O que você acha da maneira como o brasileiro se veste?
O brasileiro tem um jeito mais relax. É difícil se vestir no verão num calor como o de agora. O brasileiro tem um estilo mais descontraído. Tem uma semelhança com a Itália, que é uma sensualidade, uma roupa não muito arrumada. As pessoas às vezes têm dificuldade de se arrumar, acham que estão muito chiques. Também falta um pouco de estímulo. Quando você vai, por exemplo, numa Galeria do Rock, você vê pessoas com estilo, você vê pessoas com delineador, o outro tá com boné… Acho que falta isso em toda população. Essa vontade de se vestir. Roupa é uma forma de expressão, é um jeito de mostrar para as pessoas quem você é. Eu falo por mim mesmo, tem dia que eu nem tenho vontade de pôr roupa. Quando eu vejo esse calor eu falo ‘meu Deus…’(risos).
Tem alguma peça que nunca entraria numa coleção sua, que você detesta?
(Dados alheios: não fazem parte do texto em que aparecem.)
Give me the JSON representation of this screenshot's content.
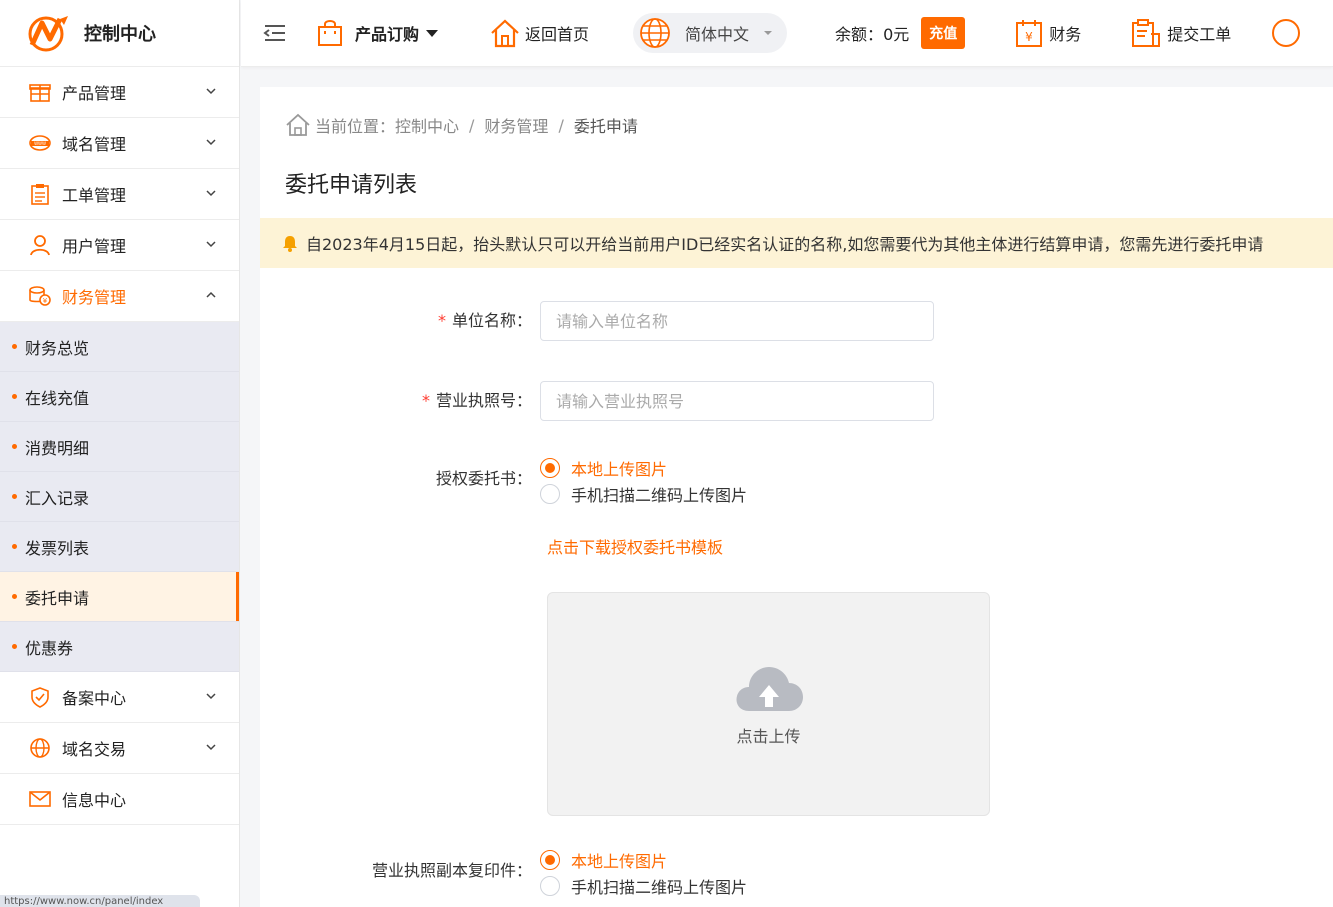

Não, quem faz moda não pode falar essa palavra: detesto. Por exemplo, eu não gosto de marrom, mas estou fazendo marrom no meu desfile, não sei porque me deu vontade de fazer marrom. Não dá pra ter, ser muito categórico. De repente você não gosta de cintura baixa hoje, mas daqui a quatro anos pode começar a adorar. Eu gosto de roupa boa, de qualidade, eu gosto de roupa que dura mais, entendeu? Um bom tecido, um bom algodão, eu gosto de uma boa camisa. Eu acho que eu gosto de coisas com qualidade. É o que eu penso tanto pra me vestir pessoalmente como para fazer as minhas criações.